2. Originally Posted by szpengchao
$F''(\xi)+\frac{\xi}{2}F'(\xi) = F(\xi)$ with boundary conditions:
$F(0)=1, \ \ \ \ F\rightarrow0 \ \ as \ \ \xi\rightarrow\infty$

i got this problem when doing question about diffusion equation. they give the answer :

$F(\xi)=\frac{1}{\sqrt{\pi}}[(1+\frac{1}{2}\xi^{2})\int_{\xi}^{\infty}{e^{-\frac{x^{2}}{4}} dx} -\xi e^{-\frac{\xi^{2}}{4}}]$

but i just dont know how to get that?

$F (\xi)= \xi^2+2$

so you can use reduction of order $F(\xi) = \left( \xi^2+2 \right) G(\xi)$ to reduce it to first order (which is separable) giving rise to error functions and exponentals.

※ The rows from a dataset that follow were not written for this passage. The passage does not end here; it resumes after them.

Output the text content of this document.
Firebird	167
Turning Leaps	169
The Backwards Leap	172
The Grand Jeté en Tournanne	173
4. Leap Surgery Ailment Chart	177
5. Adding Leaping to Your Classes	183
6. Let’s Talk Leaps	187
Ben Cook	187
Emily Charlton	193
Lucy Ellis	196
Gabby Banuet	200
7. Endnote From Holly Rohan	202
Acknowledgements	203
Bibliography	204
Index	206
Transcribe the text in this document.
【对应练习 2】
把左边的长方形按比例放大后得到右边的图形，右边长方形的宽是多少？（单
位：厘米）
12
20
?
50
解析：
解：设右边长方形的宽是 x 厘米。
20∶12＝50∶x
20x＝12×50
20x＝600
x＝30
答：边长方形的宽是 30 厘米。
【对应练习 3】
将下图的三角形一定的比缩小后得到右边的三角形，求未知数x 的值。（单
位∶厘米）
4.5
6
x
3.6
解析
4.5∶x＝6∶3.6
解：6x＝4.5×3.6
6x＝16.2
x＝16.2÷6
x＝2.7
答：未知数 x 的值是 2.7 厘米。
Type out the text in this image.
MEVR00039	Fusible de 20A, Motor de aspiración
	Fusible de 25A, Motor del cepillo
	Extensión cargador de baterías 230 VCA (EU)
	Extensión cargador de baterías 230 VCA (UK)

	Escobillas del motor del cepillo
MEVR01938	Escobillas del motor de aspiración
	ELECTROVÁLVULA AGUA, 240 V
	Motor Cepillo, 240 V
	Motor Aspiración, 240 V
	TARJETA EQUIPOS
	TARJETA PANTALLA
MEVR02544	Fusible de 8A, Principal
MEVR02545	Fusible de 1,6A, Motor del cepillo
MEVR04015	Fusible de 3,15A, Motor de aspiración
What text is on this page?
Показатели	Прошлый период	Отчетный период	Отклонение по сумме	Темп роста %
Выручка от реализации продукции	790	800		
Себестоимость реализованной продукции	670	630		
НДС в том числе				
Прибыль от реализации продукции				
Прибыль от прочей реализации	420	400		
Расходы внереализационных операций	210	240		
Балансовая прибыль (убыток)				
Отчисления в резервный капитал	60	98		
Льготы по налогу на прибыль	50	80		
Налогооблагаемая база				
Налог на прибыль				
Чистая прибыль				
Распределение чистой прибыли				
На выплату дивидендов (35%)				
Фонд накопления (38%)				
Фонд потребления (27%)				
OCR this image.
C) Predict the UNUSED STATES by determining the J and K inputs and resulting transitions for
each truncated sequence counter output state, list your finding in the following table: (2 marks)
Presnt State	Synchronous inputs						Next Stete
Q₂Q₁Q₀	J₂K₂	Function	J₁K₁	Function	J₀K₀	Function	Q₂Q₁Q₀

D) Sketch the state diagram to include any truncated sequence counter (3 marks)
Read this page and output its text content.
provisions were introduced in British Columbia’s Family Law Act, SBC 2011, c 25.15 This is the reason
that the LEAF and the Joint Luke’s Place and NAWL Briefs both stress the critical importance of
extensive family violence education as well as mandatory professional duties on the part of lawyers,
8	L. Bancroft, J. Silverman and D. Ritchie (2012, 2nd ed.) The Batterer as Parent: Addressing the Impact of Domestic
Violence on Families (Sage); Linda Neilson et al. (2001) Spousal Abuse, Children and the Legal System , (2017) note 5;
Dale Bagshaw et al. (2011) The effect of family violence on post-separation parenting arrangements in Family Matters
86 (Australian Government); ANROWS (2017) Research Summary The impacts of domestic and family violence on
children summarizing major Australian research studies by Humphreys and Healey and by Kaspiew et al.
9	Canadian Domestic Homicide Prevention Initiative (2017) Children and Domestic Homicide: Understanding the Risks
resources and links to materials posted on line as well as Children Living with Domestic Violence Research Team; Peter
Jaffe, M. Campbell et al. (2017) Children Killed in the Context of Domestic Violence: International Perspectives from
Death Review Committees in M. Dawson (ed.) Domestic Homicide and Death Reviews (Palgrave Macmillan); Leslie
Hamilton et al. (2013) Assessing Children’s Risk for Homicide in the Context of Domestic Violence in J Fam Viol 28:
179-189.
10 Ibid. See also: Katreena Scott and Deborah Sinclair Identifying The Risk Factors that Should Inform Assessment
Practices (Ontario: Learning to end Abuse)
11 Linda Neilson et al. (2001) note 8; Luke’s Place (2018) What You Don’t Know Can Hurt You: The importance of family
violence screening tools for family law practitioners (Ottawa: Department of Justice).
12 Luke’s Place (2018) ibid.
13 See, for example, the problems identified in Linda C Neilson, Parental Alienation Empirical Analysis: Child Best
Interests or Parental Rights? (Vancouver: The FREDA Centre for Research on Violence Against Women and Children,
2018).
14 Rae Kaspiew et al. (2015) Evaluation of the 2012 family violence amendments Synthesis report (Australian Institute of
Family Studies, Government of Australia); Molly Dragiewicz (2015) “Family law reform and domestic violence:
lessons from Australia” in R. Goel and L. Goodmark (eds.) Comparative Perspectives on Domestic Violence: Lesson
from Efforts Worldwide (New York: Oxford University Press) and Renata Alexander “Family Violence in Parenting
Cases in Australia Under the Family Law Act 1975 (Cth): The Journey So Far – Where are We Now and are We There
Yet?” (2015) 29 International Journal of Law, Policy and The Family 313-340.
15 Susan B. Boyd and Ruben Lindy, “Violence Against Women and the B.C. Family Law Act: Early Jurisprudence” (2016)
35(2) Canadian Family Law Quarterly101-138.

3. Originally Posted by szpengchao
$F''(\xi)+\frac{\xi}{2}F'(\xi) = F(\xi)$ with boundary conditions:
$F(0)=1, \ \ \ \ F\rightarrow0 \ \ as \ \ \xi\rightarrow\infty$

i got this problem when doing question about diffusion equation. they give the answer :

$F(\xi)=\frac{1}{\sqrt{\pi}}[(1+\frac{1}{2}\xi^{2})\int_{\xi}^{\infty}{e^{-\frac{x^{2}}{4}} dx} -\xi e^{-\frac{\xi^{2}}{4}}]$

but i just dont know how to get that?
Use the Laplace transform

4. ## can u make it more clear

Originally Posted by danny arrigo

$F (\xi)= \xi^2+2$

so you can use reduction of order $F(\xi) = \left( \xi^2+2 \right) G(\xi)$ to reduce it to first order (which is separable) giving rise to error functions and exponentals.

can u make it more clear? i still cant get the point

5. Originally Posted by szpengchao
can u make it more clear? i still cant get the point
Sure, if $F = (\xi^2+2)G$ taking derivatives gives

$F' = (\xi^2 + 2) G' + 2 \xi G$
$F'' = (\xi^2 + 2) G'' + 4 \xi G' + 2 G$.

$(\xi^2 + 2) G'' + 4 \xi G' + 2 G + \frac{\xi}{2} \left( (\xi^2 + 2) G' + 2 \xi G \right) - (\xi^2+2)G = 0$

Expanding gives

$(\xi^2+2)G'' + \left(\frac{\xi^3}{2} + 5 \xi \right) G' = 0$

If you let $G' = H$ then

$(\xi^2+2)H' + \left(\frac{\xi^3}{2} + 5 \xi \right) H = 0$

a separable equation for $H$. Separate and integrate, replace H with G' and integrate again.